Visual acuity development of children with infantile nystagmus syndrome

Abstract

Purpose: Infantile nystagmus syndrome (INS) can be idiopathic or associated with ocular or systemic disease. The ocular oscillation of INS directly contributes to loss of visual acuity. In this study, visual acuity development in patients with INS was examined.

Methods: Children with INS were classified as having idiopathic INS (n = 84) or INS with an associated sensory deficit: INS and albinism (n = 71), bilateral optic nerve hypoplasia (ONH; n = 23), or congenital retinal disorder (n = 36). Visual acuity was assessed with Teller cards and/or optotypes, and the data were analyzed for three age groups (<24 months, 24-48 months, and >48 months).

Results: Patients with idiopathic INS showed mildly reduced visual acuity early in life and gradual maturation with age that paralleled a normative curve. Patients with albinism also showed a mild visual deficit early in life but failed to keep pace with the normative curve, showing a gradual increase in visual acuity deficit. Patients with ONH and congenital retinal disorders exhibited more severe visual acuity deficits during infancy. The ONH group displayed slow improvement of visual acuity with a plateau at 24 months through >48 months, with a small increase in visual acuity deficit. The congenital retinal disorder group had no significant change in visual acuity across age and had a rapid increase in visual acuity deficit.

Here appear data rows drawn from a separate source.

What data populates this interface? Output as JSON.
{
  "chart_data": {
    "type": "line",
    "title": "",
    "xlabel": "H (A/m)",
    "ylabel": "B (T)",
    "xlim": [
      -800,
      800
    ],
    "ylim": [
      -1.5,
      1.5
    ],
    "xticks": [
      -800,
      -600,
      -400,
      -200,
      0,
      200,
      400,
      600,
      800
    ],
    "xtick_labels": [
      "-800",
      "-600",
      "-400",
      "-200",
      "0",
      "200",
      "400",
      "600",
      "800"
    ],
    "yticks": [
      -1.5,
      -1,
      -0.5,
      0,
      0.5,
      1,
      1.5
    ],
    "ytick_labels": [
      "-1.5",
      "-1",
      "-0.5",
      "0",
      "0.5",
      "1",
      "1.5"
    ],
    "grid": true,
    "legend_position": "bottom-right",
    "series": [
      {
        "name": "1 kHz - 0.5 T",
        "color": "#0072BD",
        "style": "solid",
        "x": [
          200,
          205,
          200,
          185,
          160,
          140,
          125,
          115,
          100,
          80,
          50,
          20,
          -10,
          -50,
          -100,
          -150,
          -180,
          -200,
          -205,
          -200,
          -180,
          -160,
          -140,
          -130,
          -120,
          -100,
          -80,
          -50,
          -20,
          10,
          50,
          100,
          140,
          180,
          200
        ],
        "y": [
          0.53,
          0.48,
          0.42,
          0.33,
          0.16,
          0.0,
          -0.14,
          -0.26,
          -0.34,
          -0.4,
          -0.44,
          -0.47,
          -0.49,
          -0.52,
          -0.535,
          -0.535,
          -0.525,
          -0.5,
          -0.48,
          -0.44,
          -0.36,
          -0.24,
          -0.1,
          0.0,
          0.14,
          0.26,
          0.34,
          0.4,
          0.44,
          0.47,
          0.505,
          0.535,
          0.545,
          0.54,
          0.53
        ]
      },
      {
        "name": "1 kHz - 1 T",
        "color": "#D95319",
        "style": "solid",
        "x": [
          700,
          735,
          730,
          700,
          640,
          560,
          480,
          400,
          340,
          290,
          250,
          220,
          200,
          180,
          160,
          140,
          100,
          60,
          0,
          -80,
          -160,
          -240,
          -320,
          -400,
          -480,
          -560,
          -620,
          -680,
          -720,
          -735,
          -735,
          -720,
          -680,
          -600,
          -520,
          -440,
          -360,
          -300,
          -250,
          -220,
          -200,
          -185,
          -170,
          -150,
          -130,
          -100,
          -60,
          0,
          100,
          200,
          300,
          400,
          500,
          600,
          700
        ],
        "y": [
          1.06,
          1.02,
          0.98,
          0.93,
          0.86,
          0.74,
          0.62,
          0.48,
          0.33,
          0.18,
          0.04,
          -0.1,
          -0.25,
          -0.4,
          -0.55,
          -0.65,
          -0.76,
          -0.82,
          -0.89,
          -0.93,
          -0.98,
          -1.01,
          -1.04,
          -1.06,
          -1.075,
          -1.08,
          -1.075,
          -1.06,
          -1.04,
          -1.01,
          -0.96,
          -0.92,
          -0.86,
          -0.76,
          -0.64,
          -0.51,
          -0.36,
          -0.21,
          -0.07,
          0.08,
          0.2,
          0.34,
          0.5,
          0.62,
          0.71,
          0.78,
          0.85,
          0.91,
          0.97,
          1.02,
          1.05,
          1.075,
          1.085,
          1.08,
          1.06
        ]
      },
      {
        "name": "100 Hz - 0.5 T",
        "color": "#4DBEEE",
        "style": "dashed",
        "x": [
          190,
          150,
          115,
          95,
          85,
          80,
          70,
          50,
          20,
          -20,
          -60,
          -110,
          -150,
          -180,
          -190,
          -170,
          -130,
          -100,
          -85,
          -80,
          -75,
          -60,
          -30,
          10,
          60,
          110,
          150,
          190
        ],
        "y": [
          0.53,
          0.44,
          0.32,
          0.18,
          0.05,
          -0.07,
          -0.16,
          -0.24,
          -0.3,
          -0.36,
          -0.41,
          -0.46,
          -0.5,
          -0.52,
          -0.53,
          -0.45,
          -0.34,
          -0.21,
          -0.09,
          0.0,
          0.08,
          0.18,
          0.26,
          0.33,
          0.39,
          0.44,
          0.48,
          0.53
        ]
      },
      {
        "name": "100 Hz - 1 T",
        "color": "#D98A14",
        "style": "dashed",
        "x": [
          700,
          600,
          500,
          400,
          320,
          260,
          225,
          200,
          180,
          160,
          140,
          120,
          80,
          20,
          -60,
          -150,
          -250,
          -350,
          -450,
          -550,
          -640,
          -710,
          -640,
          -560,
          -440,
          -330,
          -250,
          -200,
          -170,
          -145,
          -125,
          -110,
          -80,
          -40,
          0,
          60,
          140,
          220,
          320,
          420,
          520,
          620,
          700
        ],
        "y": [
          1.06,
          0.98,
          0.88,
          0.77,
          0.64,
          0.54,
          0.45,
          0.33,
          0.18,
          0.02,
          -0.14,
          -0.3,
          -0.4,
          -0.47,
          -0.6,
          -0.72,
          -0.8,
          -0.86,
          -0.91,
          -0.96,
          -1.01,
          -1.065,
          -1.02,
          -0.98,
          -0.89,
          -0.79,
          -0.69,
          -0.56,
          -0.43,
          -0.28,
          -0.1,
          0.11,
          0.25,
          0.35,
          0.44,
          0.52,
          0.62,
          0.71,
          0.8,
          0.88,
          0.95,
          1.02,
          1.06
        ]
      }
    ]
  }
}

Conclusions: The pattern of visual acuity development differs among children with INS, depending on the presence or absence of associated sensory system deficits. Careful characterization of visual system differences in patients with INS is important if visual acuity is an outcome in clinical trials.

Figure 1.

Number of tests across ages of the subjects at their first visits in four patient groups: idiopathic INS (n = 84), INS associated with albinism (n = 71), INS associated with ONH (n = 23), and INS associated with congenital retinal disorders (n = 36).

Figure 2.

Visual acuity scores for individual visits in children with (A) idiopathic INS, (B) INS associated with albinism, (C) INS associated with bilateral ONH, and (D) INS associated with congenital retinal disorders. Shaded area: tolerance limits of norms of visual acuities measured by TACs (●) (Salomao SR, et al. IOVS 1996;37:ARVO Abstract 4902).^,,, Dashed line: mean monocular acuity measured by crowded HOTV optotypes (▾). Solid line: mean monocular acuity measured by ETDRS chart (). Dotted line: mean acuity measured by Lea symbol (○), linear Allen (▵) symbols, and isolated symbol (□) acuity tests.

Figure 3.

The courses of the patients who had three consecutive visits. (A) Idiopathic INS (n = 7), (B) INS associated with albinism (n = 13), (C) INS associated with bilateral ONH (n = 3), and (D) INS associated with congenital retinal disorders (n = 8). Shaded area: tolerance limits of norms of visual acuities measured by TACs (●) (Salomao SR, et al. IOVS 1996;37:ARVO Abstract 4902).^,,, Dashed line: mean monocular acuity measured by crowded HOTV optotypes (▾). Solid line: mean monocular acuity measured by ETDRS chart (). Dotted line: mean acuity measured by Lea symbol (○), linear Allen (▵) symbols, and isolated symbol (□) acuity tests.

Figure 4.

Visual acuity (logMAR) plotted as a function of age in months (on a logarithmic scale) for each subtype (idiopathic INS, INS associated with albinism, INS associated with bilateral ONH, achromatopsia, LCA, retinal degeneration, foveal hypoplasia) to illustrate the approximate linear trends. Solid black lines: longitudinal linear mixed-effect model fixed-effects predictions. Solid gray line: linear regression prediction based on the normative data. Dashed gray lines: denote the 95% prediction interval for patients in the normative group. Open colored circles: crossed-sectional data from individual subject. Circles connected by colored lines: longitudinal data from individual subjects.